High Court Clarifies Overlap

This article first appeared in The Watermark Journal Vol 24 No 2 (June 2007)

On 26 April 2007, the High Court of Australia delivered its long awaited judgement in Burge v Swarbrick ([2005] FCAFC 257). The judgement has clarified the “overlap” between copyright protection and design protection, and laid down important guidelines for the coverage of each form of intellectual property protection.

The Copyright Act 1968 (Cth) has provisions defining the copyright protection available to articles which could potentially be registered as designs under the provisions of The Designs Act 2003 (Cth). In general, the Act provides that copyright is lost when such a design is “industrially applied”, that is, when it enters into mass production. The exception to this is for a work of “artistic craftsmanship”. It was this term which was under scrutiny in the High Court.

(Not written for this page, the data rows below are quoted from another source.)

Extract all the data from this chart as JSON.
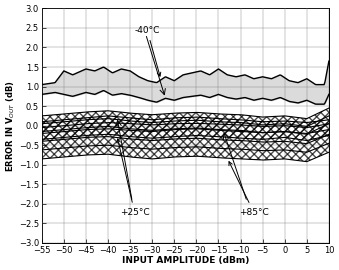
{
  "xlim": [
    -55,
    10
  ],
  "ylim": [
    -3.0,
    3.0
  ],
  "xticks": [
    -55,
    -50,
    -45,
    -40,
    -35,
    -30,
    -25,
    -20,
    -15,
    -10,
    -5,
    0,
    5,
    10
  ],
  "yticks": [
    -3.0,
    -2.5,
    -2.0,
    -1.5,
    -1.0,
    -0.5,
    0.0,
    0.5,
    1.0,
    1.5,
    2.0,
    2.5,
    3.0
  ],
  "xlabel": "INPUT AMPLITUDE (dBm)",
  "background_color": "#ffffff",
  "grid_color": "#777777",
  "label_neg40": "-40°C",
  "label_25": "+25°C",
  "label_85": "+85°C"
}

Swarbrick was a naval architect, and the designer of a racing yacht known as the JS 9000. The JS 9000 was a well-designed yacht, with excellent waterhandling abilities, easy operation and a great deal of speed. It was also an elegant craft and, it might be said, a thing of beauty. Burge copied the JS 9000, using one of the original hull moulds. Swarbrick sued Burge for copyright infringement, alleging that despite the yacht having gone into production it retained copyright protection as “a work of artistic craftsmanship”.

In a unanimous decision, the High Court has rejected this assertion. Whilst indicating that a definition of the term was not available, and perhaps not possible, the Court found that for an object to be “a work of artistic craftsmanship” there must be “real and substantial artistic effort” which is not constrained by “utilitarian considerations”. The contrast was made between a stained glass window which, although performing its function as a window, gave an artist wide freedom for expression, and a boat in which artistic expression was subordinate to the functional requirements of speed and smooth handling.

The decision, it may be argued, gives effect to the intention of the legislative overlap - drawing a distinction between works of art and industrial designs. To borrow a phrase from another area of law, it draws a line between fine arts and useful arts.